There are still a few days left in German Literature Month IV. Lots of time left to participate. There are many great posts, reading through them is much like a fine class in German literature at a top academy. Take your Ipad with you and read them while you have a treat from Mendl's, relaxing in the lobby of The Grand Budapest Hotel, circa 1932.
Works I have so far read for German Literature Month 2014
1. Siddhartha by Hermann Hesse
2. Gertrude by Hermann Hesse
3. "Diary of a School Boy" by Robert Walser (no post)
4. Steppenwolf by Herman Hesse
5. Burning Secret by Stefan Zweig 1925
6. Life Goes On by Hans Keilson
7. Comedy in a Minor Key by Hans Keilson
8. "The Wall" by Jurek Becker
9. "Romeo" by Jurek Becker
10. "The Invisible City" by Jurek Becker.
11. Wittgenstein's Nephew by Thomas Bernhard
12. "Dostoevsky's Idiot" by Robert Walser
13. "French Newspapers" by Robert Wasler
14. Jakob the Lier by Jurek Becker
15. The Trial by Franz Kafka 1915,
16. "The Seamstress" by Rainer Maria Rilke 1894
17. "The Experiement or the Victory of Children" by Unica Zürn 1950
18. "The Star Above the Forest" by Stefan Zweig. 1924
19. "Saint Cecilia or the Power of Music" by Heinrich von Kleist 1810
20. Amok by Stefan Zweig 1923
21. Concrete 1982
22. "Kleist in Thun" by Robert Walser 1913
23. "Incident at Lake Geneva" by Stefan Zweig (1924)
24. "The Governess" by Stefan Zweig 1927
25. "The Sandman" by E. T. A. Hoffmann 1817
26. "The Secrets of the Princess of Kagran" by Ingeborg Bachmann 1971
27. "Twilight" by Stefan Zweig 1928
28. "The Lunatic" by Georg Heym 1913
29. "Dissection" by Georg Heym 1913 - no post
30. "Blackbird" by Robert Musil
31. "The Kiss" by Robert Walser 1914. - no post
32. "The Suspect" by Jurek Becker. 1980
33. "A Favorite Family Story" by Jurek Becker 1982
34. "Moonbeam Alley" by Stefan Zweig. 1928
35. "Flower Days". By Robert Walser, 1911, no post.

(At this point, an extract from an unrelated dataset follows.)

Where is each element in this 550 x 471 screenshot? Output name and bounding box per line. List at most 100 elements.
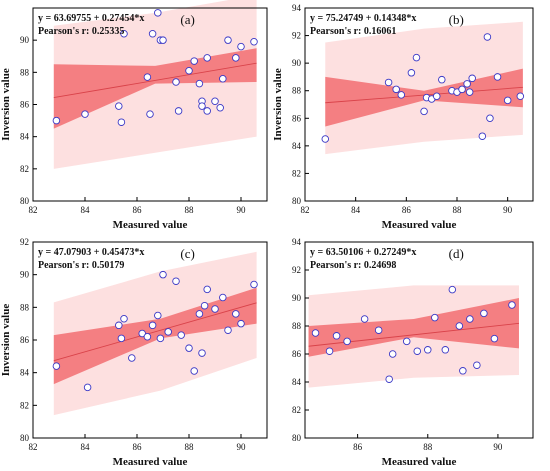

Yesterday I saw The Grand Hotel directed by Wes Anderson, inspired by the work of Stefan Zweig.
I want to be transported back to 1932 and move into The Grand Budapest Hotel! I love this movie, everything about it was great. Lovers of the fiction of Zweig will luxuriate in the visual wonders of this world. Interspersed in my post on a tale of an encounter in a seedy back alley brothel in Marseilles will be some images from the movie.
As "Moonbeam Alley" opens a man has an unexpectedly long lay over in a French port city. He decides to pass the time by going for a long walk. He wanders into the very seediest parts of town, a section of brothels and bars replete with many scary seeming persons. He goes into a brothel pretending to be a bar. The plot is conventional melodrama. One of the hookers was once the wife of a wealthy man who drove her away with his cheapness. He is now reduced to a back alley bum still obsessed with a woman who does all she can to hurt and humiliate him.
The story closes with the two men walking back to the hotel of the man on the layover, during which time tale of the hooker and the once wealthy man is told.
If you have seen the movie, what was your reaction?